The Percom Doubler
The Percom Doubler was the first successful double-density add-on for the TRS‑80 Model I. It was introduced in 1980 by Percom Data Company for an initial price of $219.95. The Doubler hardware was designed by Wayne Smith and Harold Mauch (president of Percom) and the accompanying software was written by Jim Stutsman.
The Radio Shack Expansion Interface, introduced in 1978, added floppy disk support to the TRS‑80 Model I. The floppy disk controller used in the Expansion Interface could read and write in single-density, also known as FM (frequency modulation). Using single-density, up to 87K could be stored on a 35-track single-sided disk or 100K on a 40-track single-sided disk.
One improved modulation scheme was double-density, also known as MFM (modified frequency modulation). Despite the name, double-density didn’t quite double the capacity over single-density. Using double-density, storage capacity increased to 180K on a 40-track single-sided disk.
Most people at the time thought it would be impossible to support double-density on the Model I without adding one of two things:
- increased speed. At 1.77 MHz, the Model I wasn’t thought to be fast enough to handle the increased demand of double-density disk transfers.
- an interrupt driven disk controller. The Model I disk controller used polled I/O, which added overhead as the disk routines queried the disk controller for every byte.
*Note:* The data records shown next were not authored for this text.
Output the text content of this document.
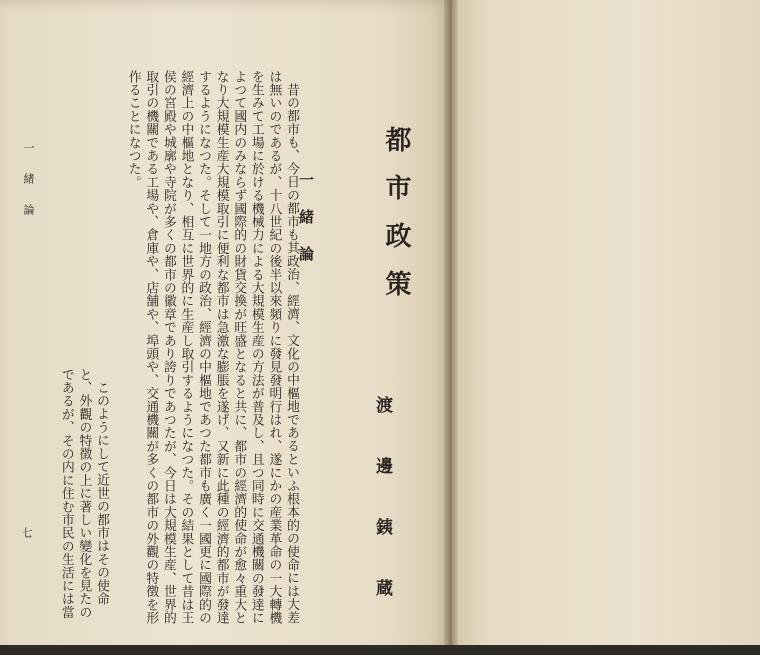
都市政策
渡邊銕蔵
一緒論

昔の都市も、今日の都市も其政治、經濟、文化の中樞地であるといふ根本的の使命には大差は無いのであるが、十八世紀の後半以來頻りに發見發明行はれ、遂にかの産業革命の一大轉機を生みて工場に於ける機械力による大規模生産の方法が普及し、且つ同時に交通機關の發達によつて國内のみならず國際的の財貨交換が旺盛となると共に、都市の經濟的使命が愈々重大となり大規模生産大規模取引に便利な都市は急激な膨脹を遂げ、又新に此種の經濟的都市が發達するようになつた。そして一地方の政治、經濟の中樞地であつた都市も廣く一國更に國際的の經濟上の中樞地となり、相互に世界的に生産し取引するようになつた。その結果として昔は王侯の宮殿や城廓や寺院が多くの都市の徽章であり誇りであつたが、今日は大規模生産、世界的取引の機關である工場や、倉庫や、店舗や、埠頭や、交通機關が多くの都市の外觀の特徴を形作ることになつた。

このようにして近世の都市はその使命と、外觀の特徴の上に著しい變化を見たのであるが、その内に住む市民の生活には當

一緒論
七
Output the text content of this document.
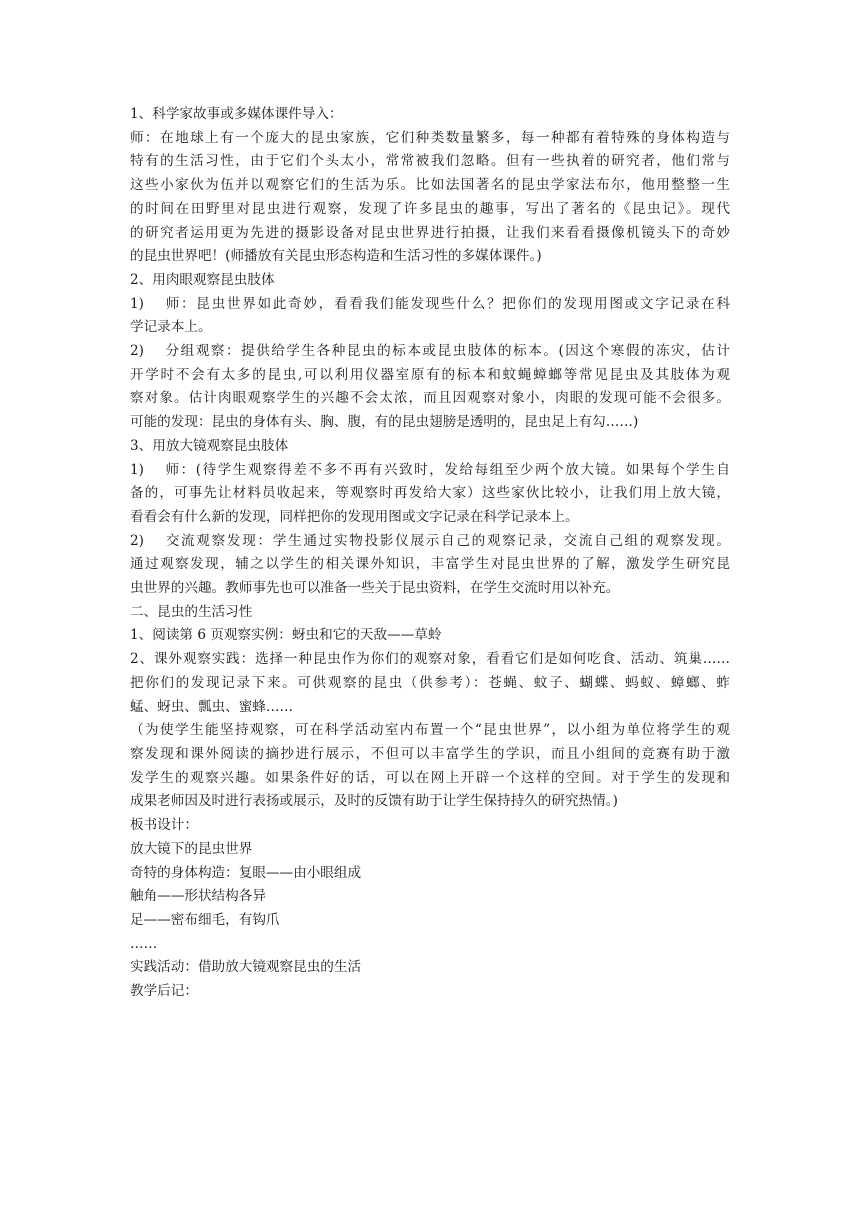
1、科学家故事或多媒体课件导入：
师：在地球上有一个庞大的昆虫家族，它们种类数量繁多，每一种都有着特殊的身体构造与
特有的生活习性，由于它们个头太小，常常被我们忽略。但有一些执着的研究者，他们常与
这些小家伙为伍并以观察它们的生活为乐。比如法国著名的昆虫学家法布尔，他用整整一生
的时间在田野里对昆虫进行观察，发现了许多昆虫的趣事，写出了著名的《昆虫记》。现代
的研究者运用更为先进的摄影设备对昆虫世界进行拍摄，让我们来看看摄像机镜头下的奇妙
的昆虫世界吧！(师播放有关昆虫形态构造和生活习性的多媒体课件。)
2、用肉眼观察昆虫肢体
1) 师：昆虫世界如此奇妙，看看我们能发现些什么？把你们的发现用图或文字记录在科
学记录本上。
2) 分组观察：提供给学生各种昆虫的标本或昆虫肢体的标本。(因这个寒假的冻灾，估计
开学时不会有太多的昆虫,可以利用仪器室原有的标本和蚊蝇蟑螂等常见昆虫及其肢体为观
察对象。估计肉眼观察学生的兴趣不会太浓，而且因观察对象小，肉眼的发现可能不会很多。
可能的发现：昆虫的身体有头、胸、腹，有的昆虫翅膀是透明的，昆虫足上有勾……)
3、用放大镜观察昆虫肢体
1) 师：(待学生观察得差不多不再有兴致时，发给每组至少两个放大镜。如果每个学生自
备的，可事先让材料员收起来，等观察时再发给大家）这些家伙比较小，让我们用上放大镜，
看看会有什么新的发现，同样把你的发现用图或文字记录在科学记录本上。
2) 交流观察发现：学生通过实物投影仪展示自己的观察记录，交流自己组的观察发现。
通过观察发现，辅之以学生的相关课外知识，丰富学生对昆虫世界的了解，激发学生研究昆
虫世界的兴趣。教师事先也可以准备一些关于昆虫资料，在学生交流时用以补充。
二、昆虫的生活习性
1、阅读第 6 页观察实例：蚜虫和它的天敌——草蛉
2、课外观察实践：选择一种昆虫作为你们的观察对象，看看它们是如何吃食、活动、筑巢……
把你们的发现记录下来。可供观察的昆虫（供参考）：苍蝇、蚊子、蝴蝶、蚂蚁、蟑螂、蚱
蜢、蚜虫、瓢虫、蜜蜂……
（为使学生能坚持观察，可在科学活动室内布置一个“昆虫世界”，以小组为单位将学生的观
察发现和课外阅读的摘抄进行展示，不但可以丰富学生的学识，而且小组间的竞赛有助于激
发学生的观察兴趣。如果条件好的话，可以在网上开辟一个这样的空间。对于学生的发现和
成果老师因及时进行表扬或展示，及时的反馈有助于让学生保持持久的研究热情。)
板书设计：
放大镜下的昆虫世界
奇特的身体构造：复眼——由小眼组成
触角——形状结构各异
足——密布细毛，有钩爪
……
实践活动：借助放大镜观察昆虫的生活
教学后记：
But the Percom Doubler required neither of those things. It accomplished double-density instead using some very clever hardware and software techniques.
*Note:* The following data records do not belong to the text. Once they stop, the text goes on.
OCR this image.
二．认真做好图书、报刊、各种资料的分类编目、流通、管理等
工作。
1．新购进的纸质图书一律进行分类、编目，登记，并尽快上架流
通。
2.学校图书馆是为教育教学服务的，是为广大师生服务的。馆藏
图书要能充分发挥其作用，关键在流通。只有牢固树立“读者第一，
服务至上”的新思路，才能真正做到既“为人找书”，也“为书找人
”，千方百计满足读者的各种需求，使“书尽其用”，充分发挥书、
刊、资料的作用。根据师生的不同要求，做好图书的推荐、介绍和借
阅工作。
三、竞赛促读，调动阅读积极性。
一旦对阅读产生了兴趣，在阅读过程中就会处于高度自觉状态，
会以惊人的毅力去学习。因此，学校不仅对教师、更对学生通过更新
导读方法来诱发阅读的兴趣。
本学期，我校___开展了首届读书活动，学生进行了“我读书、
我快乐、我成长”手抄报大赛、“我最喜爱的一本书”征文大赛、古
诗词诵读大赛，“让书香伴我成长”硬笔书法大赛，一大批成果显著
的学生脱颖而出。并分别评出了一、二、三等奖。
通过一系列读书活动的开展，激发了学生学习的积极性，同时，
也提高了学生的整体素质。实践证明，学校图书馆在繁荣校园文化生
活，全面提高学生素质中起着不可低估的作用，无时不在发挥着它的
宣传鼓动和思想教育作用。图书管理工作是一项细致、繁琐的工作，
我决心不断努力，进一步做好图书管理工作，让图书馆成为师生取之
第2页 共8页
The Doubler installed inside of the Expansion Interface, in much the same fashion as the Percom Separator. It required no soldering or trace cutting, just removing the floppy disk controller (a Western Digital 1771), plugging it into the Doubler, and then plugging the Doubler into the empty socket.
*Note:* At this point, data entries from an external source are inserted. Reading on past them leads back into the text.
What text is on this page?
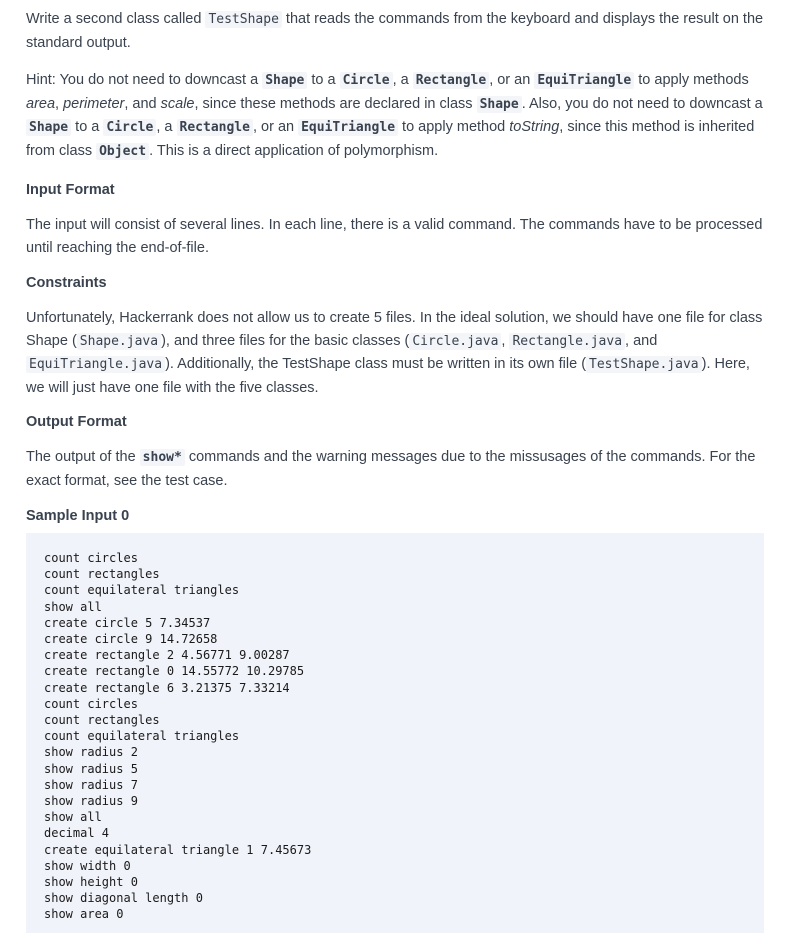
Write a second class called TestShape that reads the commands from the keyboard and displays the result on the standard output.

Hint: You do not need to downcast a Shape to a Circle , a Rectangle , or an EquiTriangle to apply methods area, perimeter, and scale, since these methods are declared in class Shape . Also, you do not need to downcast a Shape to a Circle , a Rectangle , or an EquiTriangle to apply method toString, since this method is inherited from class Object . This is a direct application of polymorphism.

Input Format

The input will consist of several lines. In each line, there is a valid command. The commands have to be processed until reaching the end-of-file.

Constraints

Unfortunately, Hackerrank does not allow us to create 5 files. In the ideal solution, we should have one file for class Shape ( Shape.java ), and three files for the basic classes ( Circle.java , Rectangle.java , and EquiTriangle.java ). Additionally, the TestShape class must be written in its own file ( TestShape.java ). Here, we will just have one file with the five classes.

Output Format

The output of the show* commands and the warning messages due to the missusages of the commands. For the exact format, see the test case.

Sample Input 0
count circles
count rectangles
count equilateral triangles
show all
create circle 5 7.34537
create circle 9 14.72658
create rectangle 2 4.56771 9.00287
create rectangle 0 14.55772 10.29785
create rectangle 6 3.21375 7.33214
count circles
count rectangles
count equilateral triangles
show radius 2
show radius 5
show radius 7
show radius 9
show all
decimal 4
create equilateral triangle 1 7.45673
show width 0
show height 0
show diagonal length 0
show area 0
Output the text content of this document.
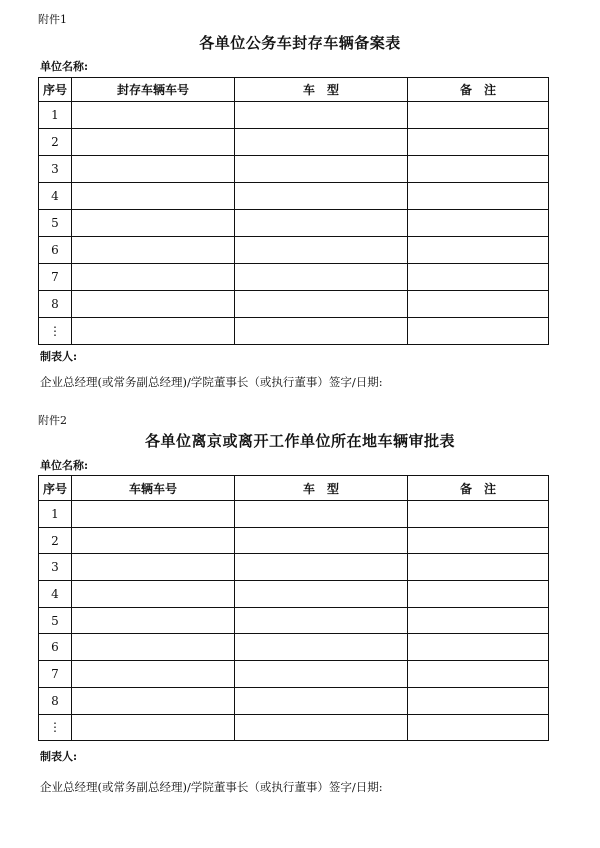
附件1
各单位公务车封存车辆备案表
单位名称:
序号	封存车辆车号	车　型	备　注
1			
2			
3			
4			
5			
6			
7			
8			
⋮			
制表人:
企业总经理(或常务副总经理)/学院董事长（或执行董事）签字/日期:
附件2
各单位离京或离开工作单位所在地车辆审批表
单位名称:
序号	车辆车号	车　型	备　注
1			
2			
3			
4			
5			
6			
7			
8			
⋮			
制表人:
企业总经理(或常务副总经理)/学院董事长（或执行董事）签字/日期:
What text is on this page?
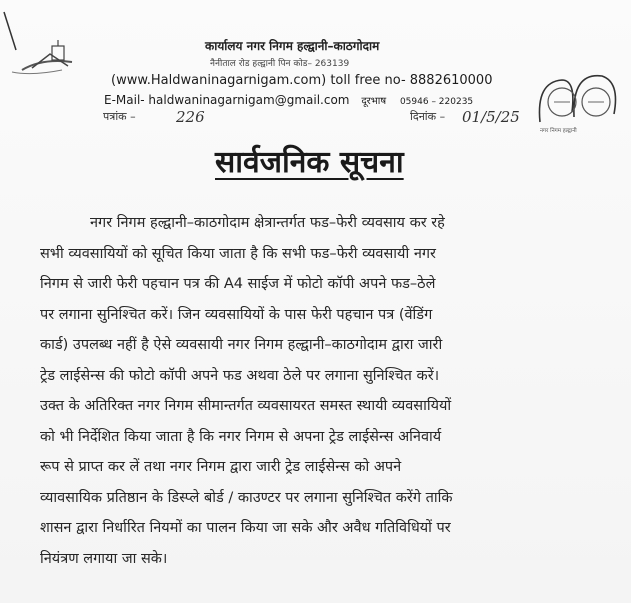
कार्यालय नगर निगम हल्द्वानी–काठगोदाम
नैनीताल रोड हल्द्वानी पिन कोड– 263139
(www.Haldwaninagarnigam.com) toll free no- 8882610000
E-Mail- haldwaninagarnigam@gmail.com दूरभाष 05946 – 220235
पत्रांक –	226	दिनांक – 01/5/25
नगर निगम हल्द्वानी
सार्वजनिक सूचना
नगर निगम हल्द्वानी–काठगोदाम क्षेत्रान्तर्गत फड–फेरी व्यवसाय कर रहे
सभी व्यवसायियों को सूचित किया जाता है कि सभी फड–फेरी व्यवसायी नगर
निगम से जारी फेरी पहचान पत्र की A4 साईज में फोटो कॉपी अपने फड–ठेले
पर लगाना सुनिश्चित करें। जिन व्यवसायियों के पास फेरी पहचान पत्र (वेंडिंग
कार्ड) उपलब्ध नहीं है ऐसे व्यवसायी नगर निगम हल्द्वानी–काठगोदाम द्वारा जारी
ट्रेड लाईसेन्स की फोटो कॉपी अपने फड अथवा ठेले पर लगाना सुनिश्चित करें।
उक्त के अतिरिक्त नगर निगम सीमान्तर्गत व्यवसायरत समस्त स्थायी व्यवसायियों
को भी निर्देशित किया जाता है कि नगर निगम से अपना ट्रेड लाईसेन्स अनिवार्य
रूप से प्राप्त कर लें तथा नगर निगम द्वारा जारी ट्रेड लाईसेन्स को अपने
व्यावसायिक प्रतिष्ठान के डिस्प्ले बोर्ड / काउण्टर पर लगाना सुनिश्चित करेंगे ताकि
शासन द्वारा निर्धारित नियमों का पालन किया जा सके और अवैध गतिविधियों पर
नियंत्रण लगाया जा सके।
The Doubler came bundled with DBLDOS, a version of TRSDOS modified by Jim Stutsman to support double-density. Percom also sold OS-80 (formerly known as MICRODOS) which could work with the Doubler. With the notable exception of Model I TRSDOS, Percom Doubler support was soon added to almost all TRS‑80 operating systems.
The DBLDOS double-density routines written by Jim Stutsman are impressive. If you calculate the number of cycles required by a double-density disk transfer, it becomes clear that a Model I ought to be too slow for it to work. What Jim Stutsman did was to turn the approach of the routines around so that he gained just enough cycles to make it possible. The approach he used was copied (sometimes byte for byte!) by other operating systems.
The Doubler II
After it was released, a small percentage of the Percom Doublers developed problems formatting the higher-numbered tracks on disks. In May 1981, Percom introduced the Doubler II, a redesigned version which featured a “ROM-programmed digital phased locked loop data separator.” The price for the Doubler II was reduced to $169.95 and Percom offered a $30 upgrade kit for purchasers of the original Doubler.
According to Harold Mauch, the new version was “more tolerant of differences from diskette to diskette and drive to drive” and also provided “immunity to performance degradation caused by circuit component aging.” He also said that “a Doubler II will operate just as reliably two years after it is installed as it will two days after installation.” The fact that many are still working nearly 30 years after they were installed bears out that assertion.